Lors du dernier Comité de concertation, le cénacle qui réunit les différentes autorités belges, l’Horeca a obtenu un peu de «rab» en décrochant l’autorisation de rester ouvert jusqu’à 23h30 en intérieur comme en terrasse. Dans un premier temps, la limite avait pourtant été placée à 22 heures. Mais l’évolution favorable de la pandémie – le rythme accéléré de la vaccination et la baisse notable du nombre de patients covid en soins intensifs – a permis de déconfiner plus largement. Des normes sanitaires strictes restent toutefois d’application, notamment la règle des quatre personnes par table et la distance d’1,5 m entre les tables. Les établissements doivent également s’équiper de détecteurs de CO2 et de systèmes d’aération pour contrer la propagation du virus.

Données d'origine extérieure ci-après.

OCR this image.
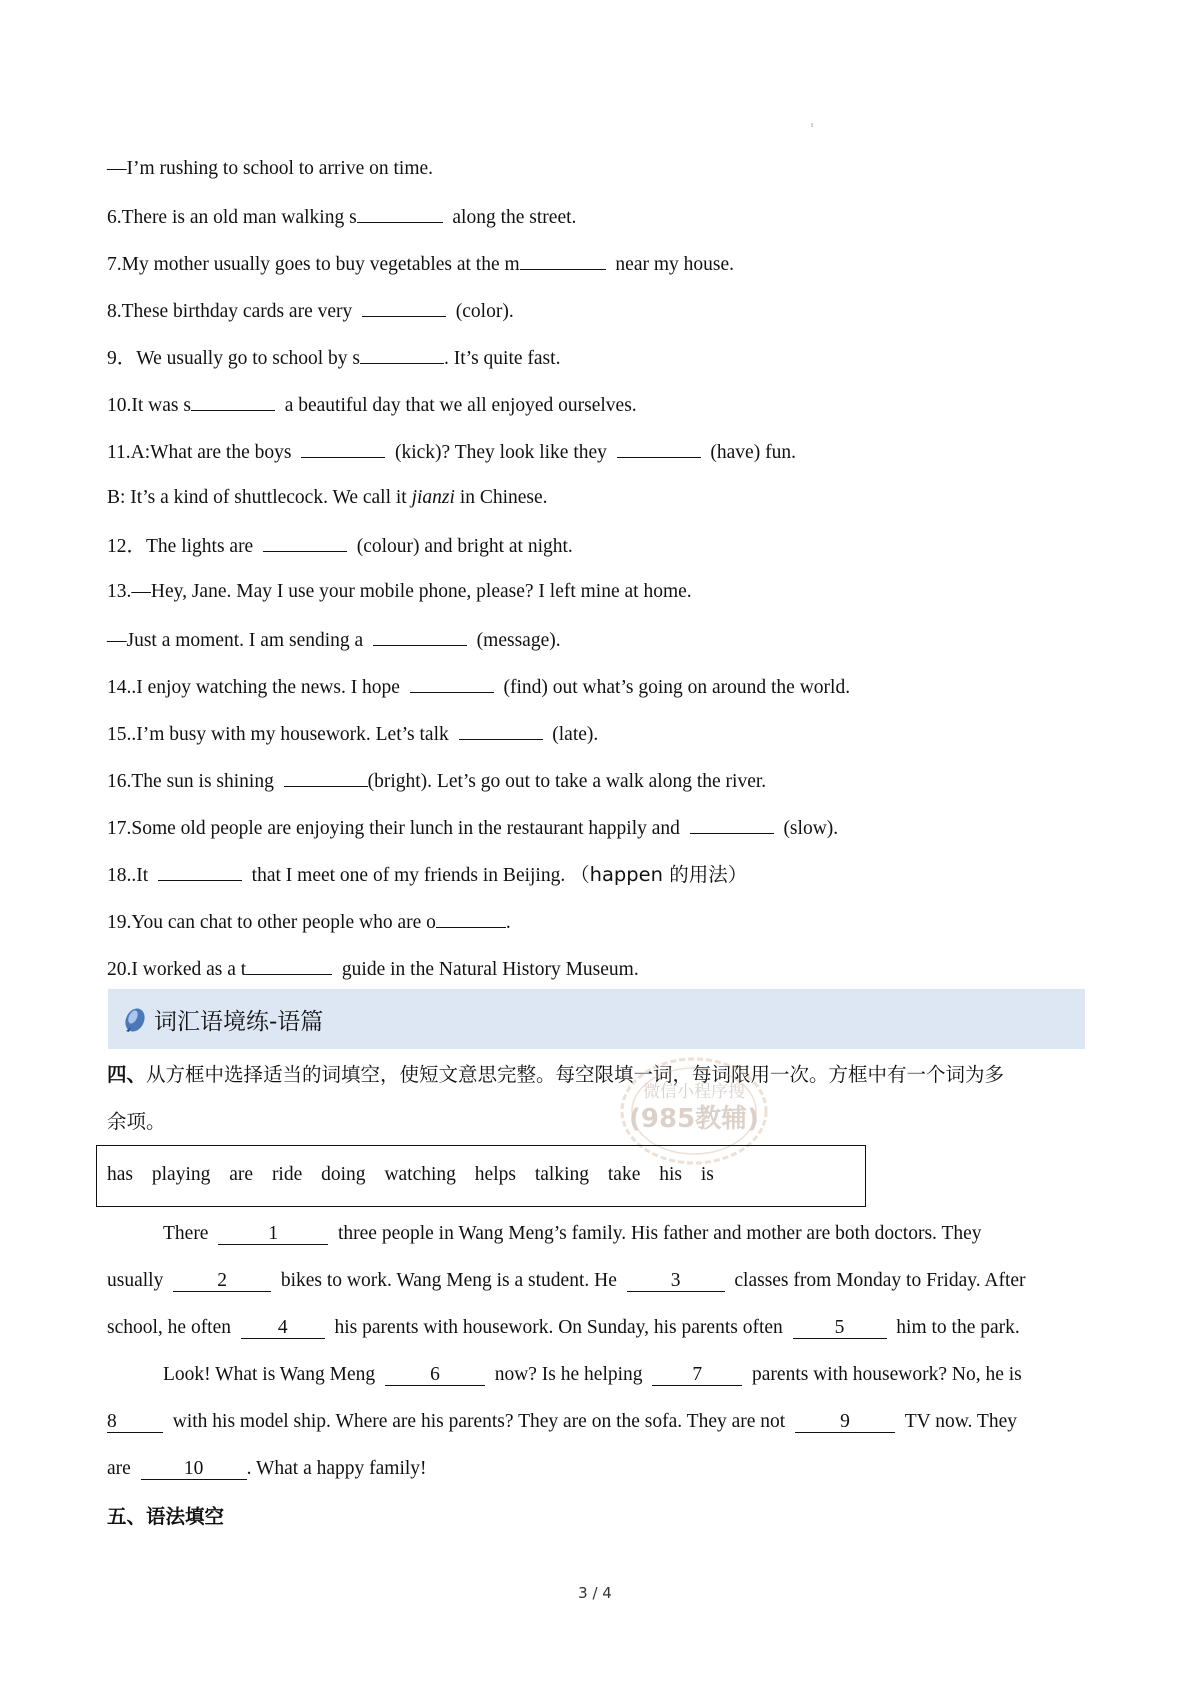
ι
—I’m rushing to school to arrive on time.
6.There is an old man walking s	along the street.
7.My mother usually goes to buy vegetables at the m	near my house.
8.These birthday cards are very	(color).
9．We usually go to school by s	. It’s quite fast.
10.It was s	a beautiful day that we all enjoyed ourselves.
11.A:What are the boys	(kick)? They look like they	(have) fun.
B: It’s a kind of shuttlecock. We call it jianzi in Chinese.
12．The lights are	(colour) and bright at night.
13.—Hey, Jane. May I use your mobile phone, please? I left mine at home.
—Just a moment. I am sending a	(message).
14..I enjoy watching the news. I hope	(find) out what’s going on around the world.
15..I’m busy with my housework. Let’s talk	(late).
16.The sun is shining	(bright). Let’s go out to take a walk along the river.
17.Some old people are enjoying their lunch in the restaurant happily and	(slow).
18..It	that I meet one of my friends in Beijing. （happen 的用法）
19.You can chat to other people who are o	.
20.I worked as a t	guide in the Natural History Museum.
词汇语境练-语篇
四、从方框中选择适当的词填空，使短文意思完整。每空限填一词，每词限用一次。方框中有一个词为多
余项。
微信小程序搜
(985教辅)
has playing are ride doing watching helps talking take his is
There	1	three people in Wang Meng’s family. His father and mother are both doctors. They
usually	2	bikes to work. Wang Meng is a student. He	3	classes from Monday to Friday. After
school, he often 4 his parents with housework. On Sunday, his parents often	5	him to the park.
Look! What is Wang Meng	6	now? Is he helping	7	parents with housework? No, he is
8	with his model ship. Where are his parents? They are on the sofa. They are not	9	TV now. They
are	10 . What a happy family!
五、语法填空
3 / 4
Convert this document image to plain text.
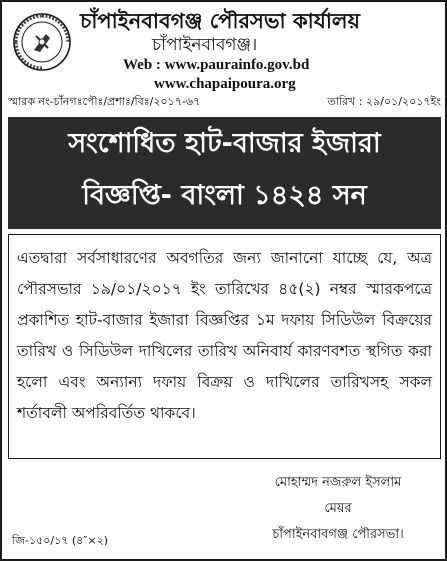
চাঁপাইনবাবগঞ্জ পৌরসভা কার্যালয়
চাঁপাইনবাবগঞ্জ।
Web : www.paurainfo.gov.bd
www.chapaipoura.org
স্মারক নং-চাঁনগঃপৌঃ/প্রশাঃ/বিঃ/২০১৭-৬৭	তারিখ : ২৯/০১/২০১৭ইং
সংশোধিত হাট-বাজার ইজারা
বিজ্ঞপ্তি- বাংলা ১৪২৪ সন

এতদ্বারা সর্বসাধারণের অবগতির জন্য জানানো যাচ্ছে যে, অত্র পৌরসভার ১৯/০১/২০১৭ ইং তারিখের ৪৫(২) নম্বর স্মারকপত্রে প্রকাশিত হাট-বাজার ইজারা বিজ্ঞপ্তির ১ম দফায় সিডিউল বিক্রয়ের তারিখ ও সিডিউল দাখিলের তারিখ অনিবার্য কারণবশত স্থগিত করা হলো এবং অন্যান্য দফায় বিক্রয় ও দাখিলের তারিখসহ সকল শর্তাবলী অপরিবর্তিত থাকবে।

মোহাম্মদ নজরুল ইসলাম
মেয়র
চাঁপাইনবাবগঞ্জ পৌরসভা।
জি-১৫০/১৭ (৪″×২)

Bruxelles respire, plus que tout autre ville belge. L’Horeca de la capitale, privée d'une partie de ses 400.000 navetteurs quotidiens, a énormément souffert. Le secteur touristique qui s’était péniblement relevé des attentats de 2015-2016 a été frappé de plein fouet par la pandémie. Ici aussi, il faudra du temps pour se remettre. Tout voyageur qui arrive de zone rouge doit être complètement vacciné depuis au moins deux semaines et un test PCR est exigé. Une interdiction d’entrer sur le territoire belge frappe ceux qui ont résidé pendant quatorze jours dans une zone à haut risque pandémique.

«Une bouffée d'oxygène»

Dans un tel contexte, les directives du dernier Comité de concertation ont été accueillies à bras ouvert. «C'est une bouffée d'oxygène pour le secteur», a commenté Fabian Hermans, l’administrateur de la fédération Horeca Bruxelles. «L'ouverture tôt le matin va permettre aux hôteliers de relancer leur buffet petit-déjeuner, et tous les commerces établis dans des gares, à emporter par exemple, pourront commencer très tôt.»

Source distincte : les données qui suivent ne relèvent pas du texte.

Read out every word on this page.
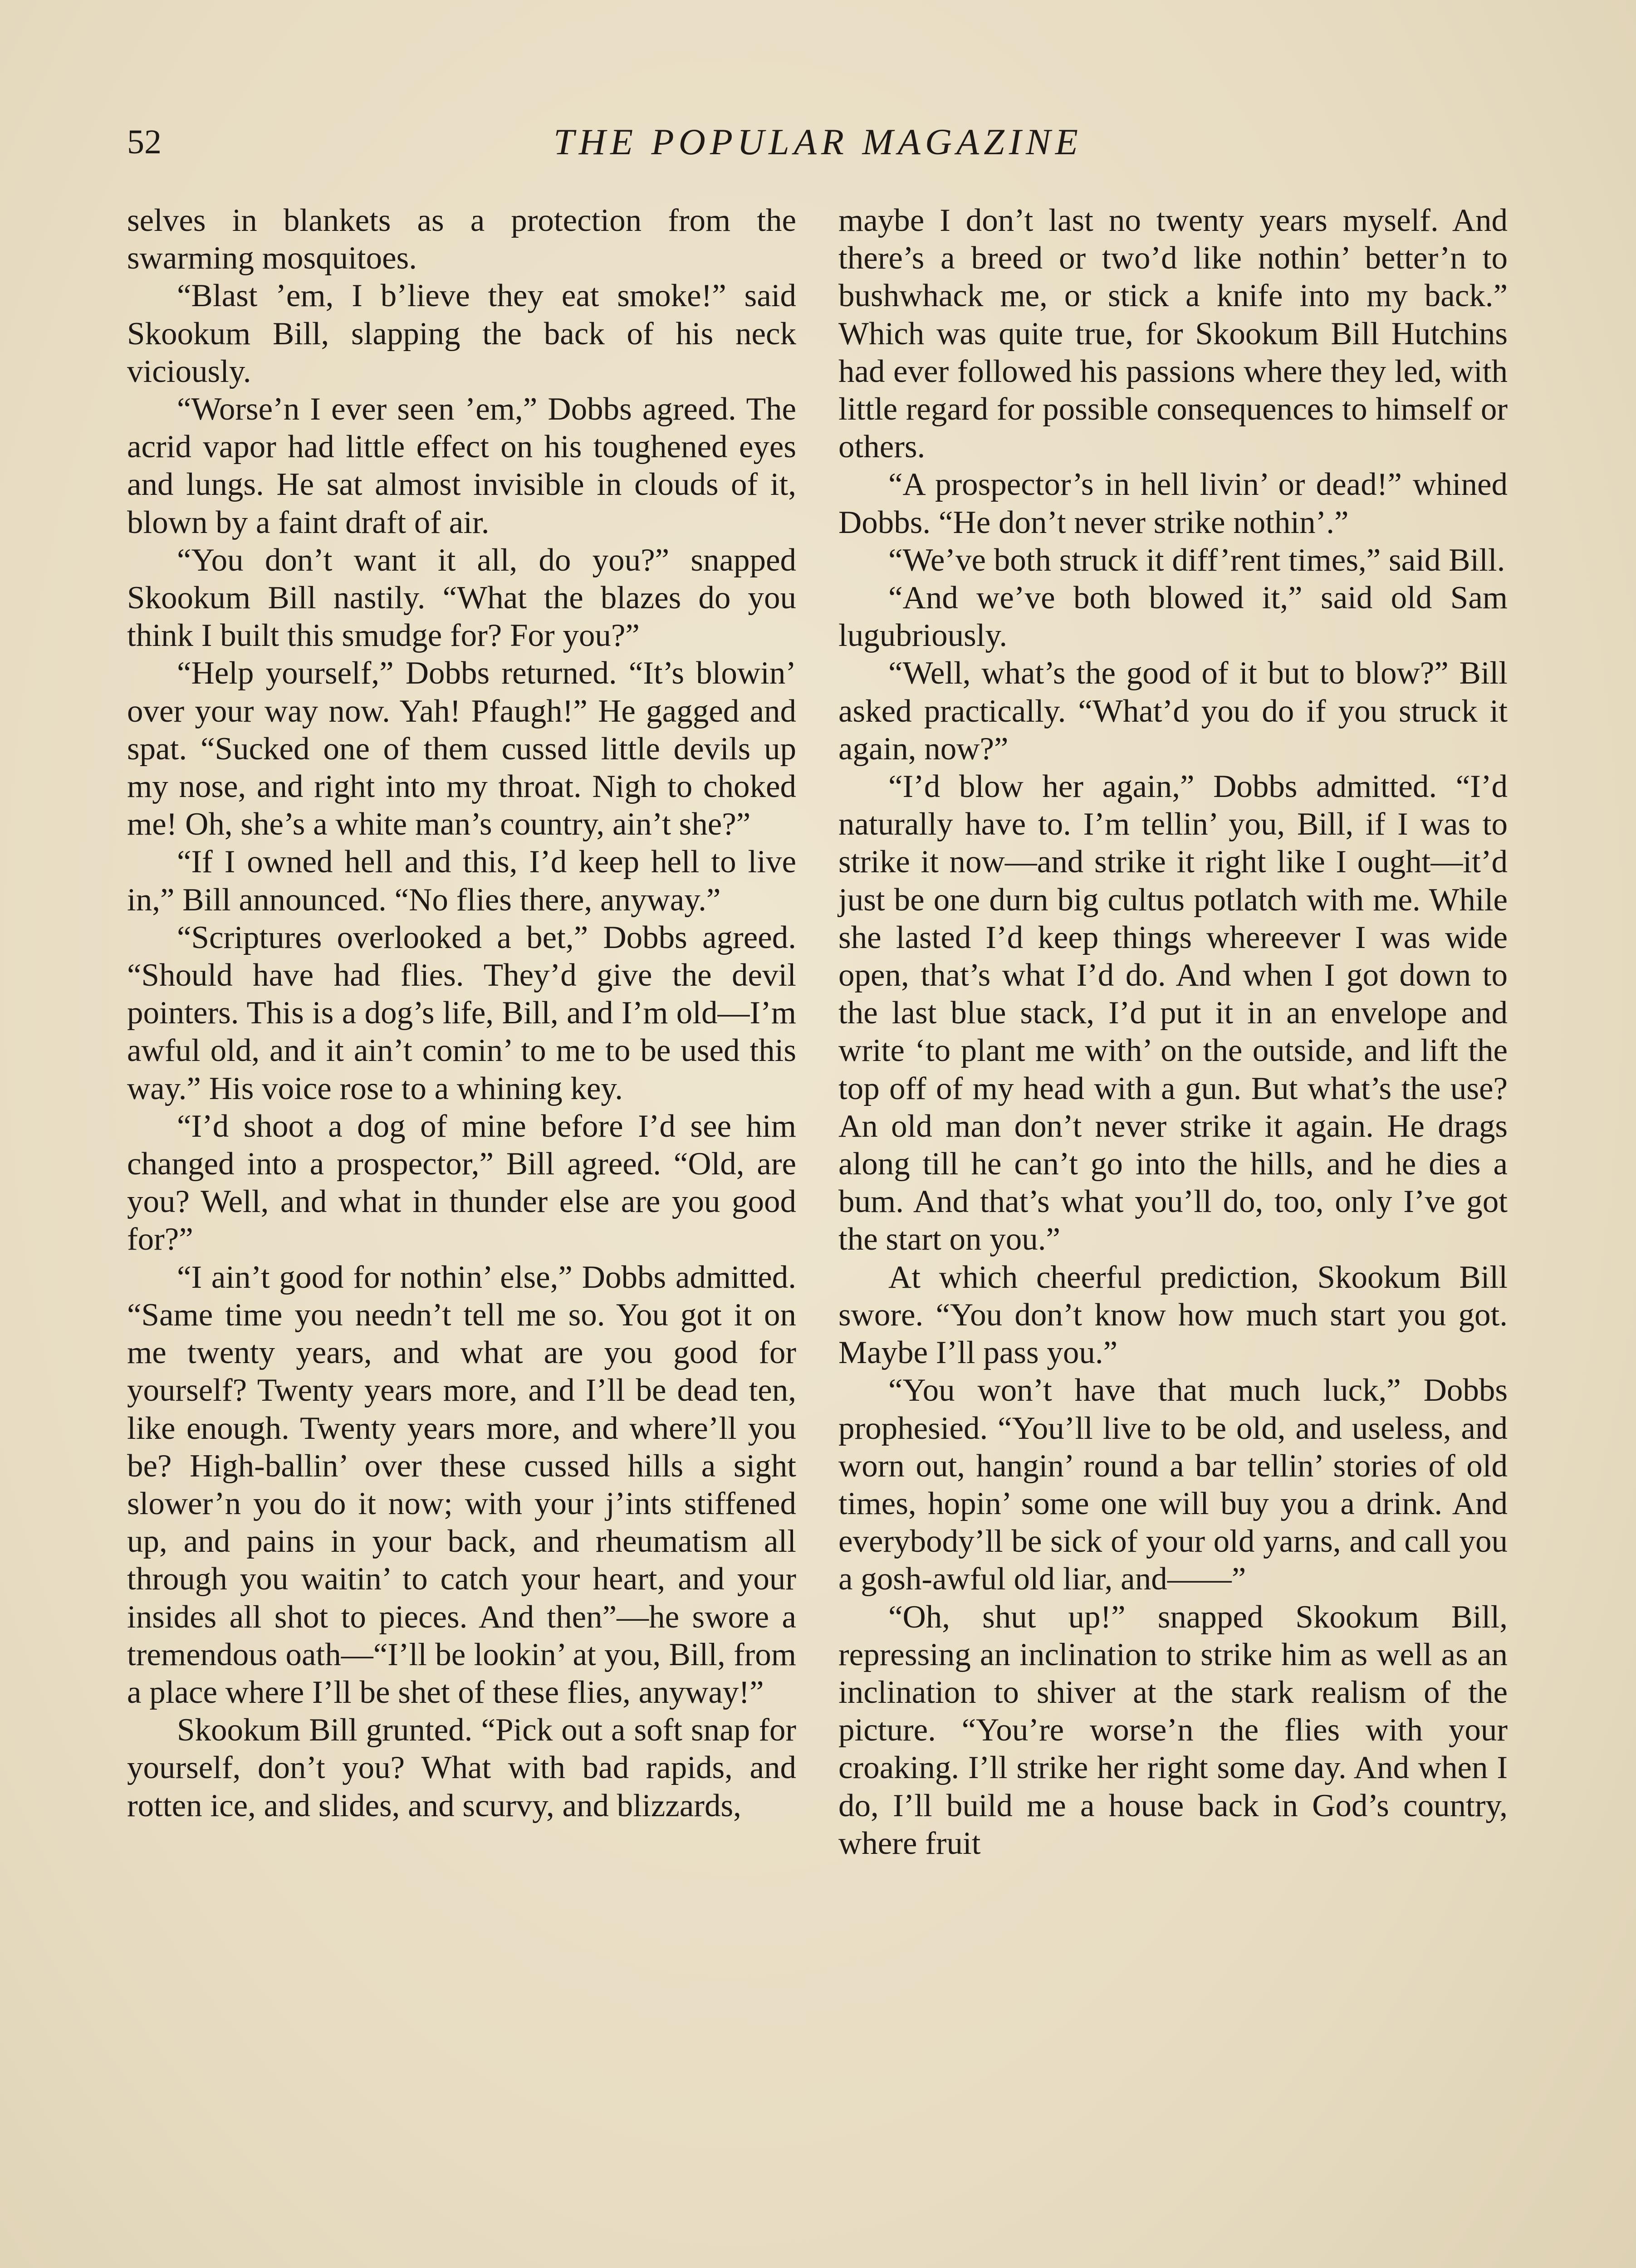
52	THE POPULAR MAGAZINE

selves in blankets as a protection from the swarming mosquitoes.

“Blast ’em, I b’lieve they eat smoke!” said Skookum Bill, slapping the back of his neck viciously.

“Worse’n I ever seen ’em,” Dobbs agreed. The acrid vapor had little effect on his toughened eyes and lungs. He sat almost invisible in clouds of it, blown by a faint draft of air.

“You don’t want it all, do you?” snapped Skookum Bill nastily. “What the blazes do you think I built this smudge for? For you?”

“Help yourself,” Dobbs returned. “It’s blowin’ over your way now. Yah! Pfaugh!” He gagged and spat. “Sucked one of them cussed little devils up my nose, and right into my throat. Nigh to choked me! Oh, she’s a white man’s country, ain’t she?”

“If I owned hell and this, I’d keep hell to live in,” Bill announced. “No flies there, anyway.”

“Scriptures overlooked a bet,” Dobbs agreed. “Should have had flies. They’d give the devil pointers. This is a dog’s life, Bill, and I’m old—I’m awful old, and it ain’t comin’ to me to be used this way.” His voice rose to a whining key.

“I’d shoot a dog of mine before I’d see him changed into a prospector,” Bill agreed. “Old, are you? Well, and what in thunder else are you good for?”

“I ain’t good for nothin’ else,” Dobbs admitted. “Same time you needn’t tell me so. You got it on me twenty years, and what are you good for yourself? Twenty years more, and I’ll be dead ten, like enough. Twenty years more, and where’ll you be? High-ballin’ over these cussed hills a sight slower’n you do it now; with your j’ints stiffened up, and pains in your back, and rheumatism all through you waitin’ to catch your heart, and your insides all shot to pieces. And then”—he swore a tremendous oath—“I’ll be lookin’ at you, Bill, from a place where I’ll be shet of these flies, anyway!”

Skookum Bill grunted. “Pick out a soft snap for yourself, don’t you? What with bad rapids, and rotten ice, and slides, and scurvy, and blizzards,

maybe I don’t last no twenty years myself. And there’s a breed or two’d like nothin’ better’n to bushwhack me, or stick a knife into my back.” Which was quite true, for Skookum Bill Hutchins had ever followed his passions where they led, with little regard for possible consequences to himself or others.

“A prospector’s in hell livin’ or dead!” whined Dobbs. “He don’t never strike nothin’.”

“We’ve both struck it diff’rent times,” said Bill.

“And we’ve both blowed it,” said old Sam lugubriously.

“Well, what’s the good of it but to blow?” Bill asked practically. “What’d you do if you struck it again, now?”

“I’d blow her again,” Dobbs admitted. “I’d naturally have to. I’m tellin’ you, Bill, if I was to strike it now—and strike it right like I ought—it’d just be one durn big cultus potlatch with me. While she lasted I’d keep things whereever I was wide open, that’s what I’d do. And when I got down to the last blue stack, I’d put it in an envelope and write ‘to plant me with’ on the outside, and lift the top off of my head with a gun. But what’s the use? An old man don’t never strike it again. He drags along till he can’t go into the hills, and he dies a bum. And that’s what you’ll do, too, only I’ve got the start on you.”

At which cheerful prediction, Skookum Bill swore. “You don’t know how much start you got. Maybe I’ll pass you.”

“You won’t have that much luck,” Dobbs prophesied. “You’ll live to be old, and useless, and worn out, hangin’ round a bar tellin’ stories of old times, hopin’ some one will buy you a drink. And everybody’ll be sick of your old yarns, and call you a gosh-awful old liar, and——”

“Oh, shut up!” snapped Skookum Bill, repressing an inclination to strike him as well as an inclination to shiver at the stark realism of the picture. “You’re worse’n the flies with your croaking. I’ll strike her right some day. And when I do, I’ll build me a house back in God’s country, where fruit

Tout cela suffira-t-il à sauver l’Horeca ? Pas sûr. De nombreux restaurants et cafés se sont endettés pour tenir le coup au cours des derniers mois. Si les faillites sont peu nombreuses pour l’instant, beaucoup craignent que la fin de la pandémie croise celle de la mansuétude de l’Etat. Sur la chaîne publique bruxelloise BX1, Eric van den Broele, un responsable du bureau d’informations commerciales Graydon, évoque le risque d’un «effet retard» meurtrier. «Le risque, c’est qu’une fois que le moratoire sur le fisc et l’ONSS – qui finance la Sécu - sera levé, et une fois passés les délais de paiement accordés par les administrations créancières, une bonne partie de ces entreprises tombent en faillite. On s’attend à une dégringolade au dernier trimestre de l’année.»

Aujourd’hui, une entreprise sur cinq serait en sérieuses difficultés financières dans l’Horeca, malgré le soutien financier public accordé dans le cadre de la pandémie.